Fortunately, other traces were left by what Kite assumed to have been a short and brutal conflict. Along the cobblestones, he could find small traces of blood having been spilled and smeared; the trail ending at where the corpse lay sprawled and indicating that it had been dragged along for a short distance.

“Then to the heart we go,” Kite thought to himself, easily imagining the swift disciple of Pain as a dark shadow, not even stopping as her chains latched on to her prey, dragging the man along for a bit while dealing their gruesome damage. Before his mind’s eye, the flickering phantom dropped the man where he lay only to continue onward without breaking stride. “Fortune, please make this be the right direction.”

A few meters further along, there was another small cluster of blood on the stones, as if having dripped from a weapon. “Or a pair of sharpened gauntlets,” Kite thought with a smile as he now had a trail to follow. It was sparse and got even more faint as he went, but it was something.

As Kite crept along the streets, the sound of battle continued to echo around him, mostly from the buildings off in the distance and the battle in the skies.

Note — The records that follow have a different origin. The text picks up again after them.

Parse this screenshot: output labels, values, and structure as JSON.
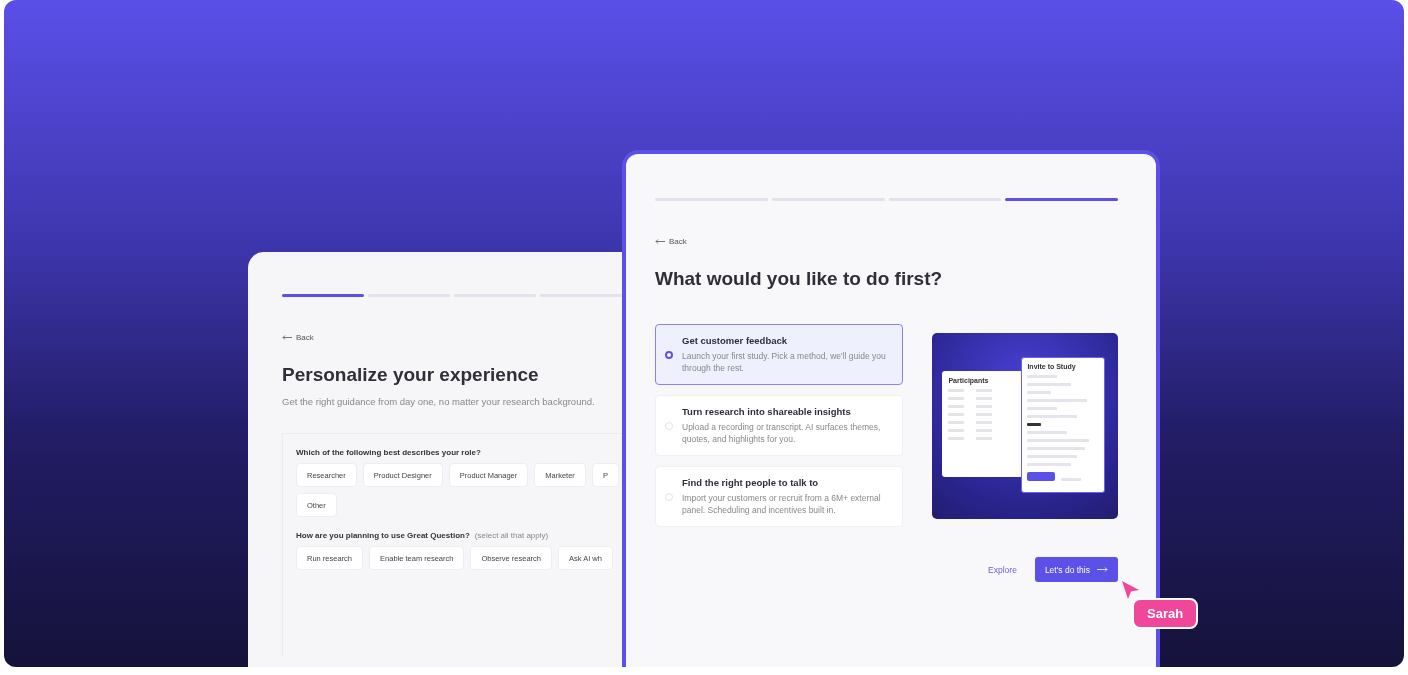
{
  "back_card": {
    "steps": [
      {
        "active": true
      },
      {
        "active": false
      },
      {
        "active": false
      },
      {
        "active": false
      }
    ],
    "back_label": "Back",
    "title": "Personalize your experience",
    "subtitle": "Get the right guidance from day one, no matter your research background.",
    "questions": [
      {
        "label": "Which of the following best describes your role?",
        "rows": [
          [
            "Researcher",
            "Product Designer",
            "Product Manager",
            "Marketer",
            "P"
          ],
          [
            "Other"
          ]
        ]
      },
      {
        "label": "How are you planning to use Great Question?",
        "hint": "(select all that apply)",
        "rows": [
          [
            "Run research",
            "Enable team research",
            "Observe research",
            "Ask AI wh"
          ]
        ]
      }
    ]
  },
  "front_card": {
    "steps": [
      {
        "active": false
      },
      {
        "active": false
      },
      {
        "active": false
      },
      {
        "active": true
      }
    ],
    "back_label": "Back",
    "title": "What would you like to do first?",
    "options": [
      {
        "title": "Get customer feedback",
        "description": "Launch your first study. Pick a method, we'll guide you through the rest.",
        "selected": true
      },
      {
        "title": "Turn research into shareable insights",
        "description": "Upload a recording or transcript. AI surfaces themes, quotes, and highlights for you.",
        "selected": false
      },
      {
        "title": "Find the right people to talk to",
        "description": "Import your customers or recruit from a 6M+ external panel. Scheduling and incentives built in.",
        "selected": false
      }
    ],
    "preview": {
      "panel_title": "Participants",
      "dialog_title": "Invite to Study"
    },
    "secondary_action": "Explore",
    "primary_action": "Let's do this"
  },
  "cursor": {
    "name": "Sarah"
  }
}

He halted briefly and pressed himself to a nearby wall when he noticed the bright flash from above as the former grand elder Meridian unleashed a torrent of exploding stars, silvery destruction driving the sect leader further back in the skies. Some of the projectiles were deflected, landing on the buildings beneath and shattering tile and wood whenever the defensive formations failed.

It did not take long for the trail to become so faint that Kite had trouble making it out, sometimes needing to double back a bit to find the few smudges that remained. He had come a lot closer to the more heavily contested areas as he went, the streets and beautiful buildings around him all but deserted as whatever combatants in the vicinity were quite busy a few blocks over. This was, in the end, also what allowed him to pick up something else just as the trail started growing faint enough to have him question if it was even there.

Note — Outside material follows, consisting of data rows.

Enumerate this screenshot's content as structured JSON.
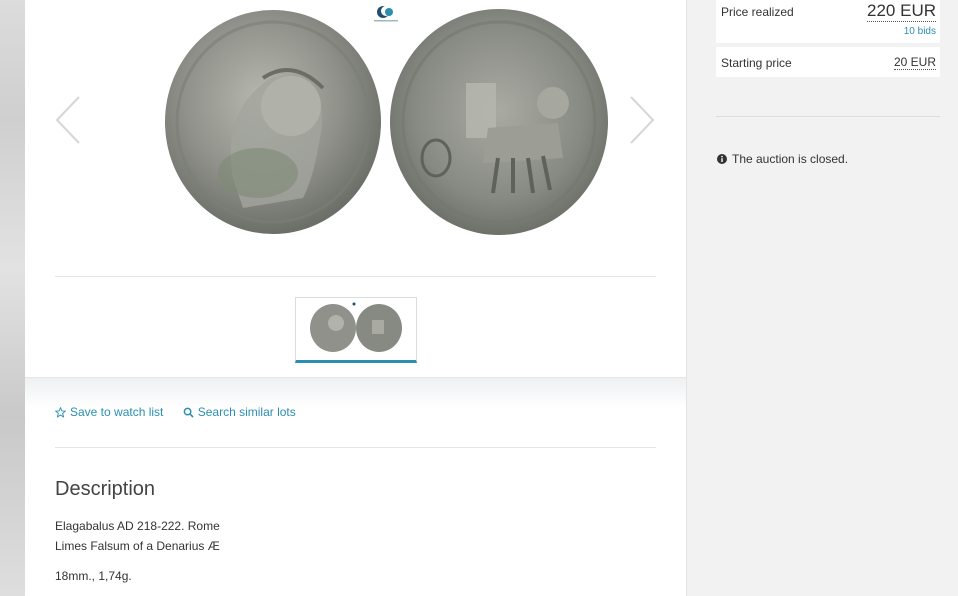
{
  "gallery": {
    "logo_text": "SIXBID COINS",
    "prev_label": "Previous image",
    "next_label": "Next image"
  },
  "actions": {
    "watch_label": "Save to watch list",
    "similar_label": "Search similar lots"
  },
  "description": {
    "title": "Description",
    "line1": "Elagabalus AD 218-222. Rome",
    "line2": "Limes Falsum of a Denarius Æ",
    "line3": "18mm., 1,74g."
  },
  "pricing": {
    "realized_label": "Price realized",
    "realized_value": "220 EUR",
    "bids": "10 bids",
    "starting_label": "Starting price",
    "starting_value": "20 EUR"
  },
  "status": {
    "closed_text": "The auction is closed."
  },
  "colors": {
    "accent": "#2a8fb1",
    "coin_silver": "#9a9c95"
  }
}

The conflict in the sky and that near the heart of the sect compound sent out ripples of unleashed aura faintly detectable even at this distance, but when a pair of clashing auras bloomed into being a lot closer and removed from the rest of the fighting, Kite knew that Fortune had indeed smiled upon him once more. One was hard and sharp; a cloud of spikes shredding and tearing even while remaining perfectly controlled. Dancer on the Broken River was weaving her bloody art. The other was different; nebulous and surprisingly nondescript. It gave Kite an odd feeling which he couldn’t quite place, as if something within it strained against its confines as it swelled in conflict.

He picked up speed, his careful stride now all but a dash as Glint floated out of her bottle and Sage manifested to float just behind him as usual.

“Ready yourselves,” Kite said to his familiars as he vaulted a small decorative wall to cross a well kept little garden, making a shortcut to the building he saw on the other side. It was a low and rather sizable wooden building, the dark blue tiles of its roof yet unblemished by the ravages of the short siege. From the outside it looked peaceful, the wooden sliding doors closed. But judging from the auras clashing within, the peace was only a facade.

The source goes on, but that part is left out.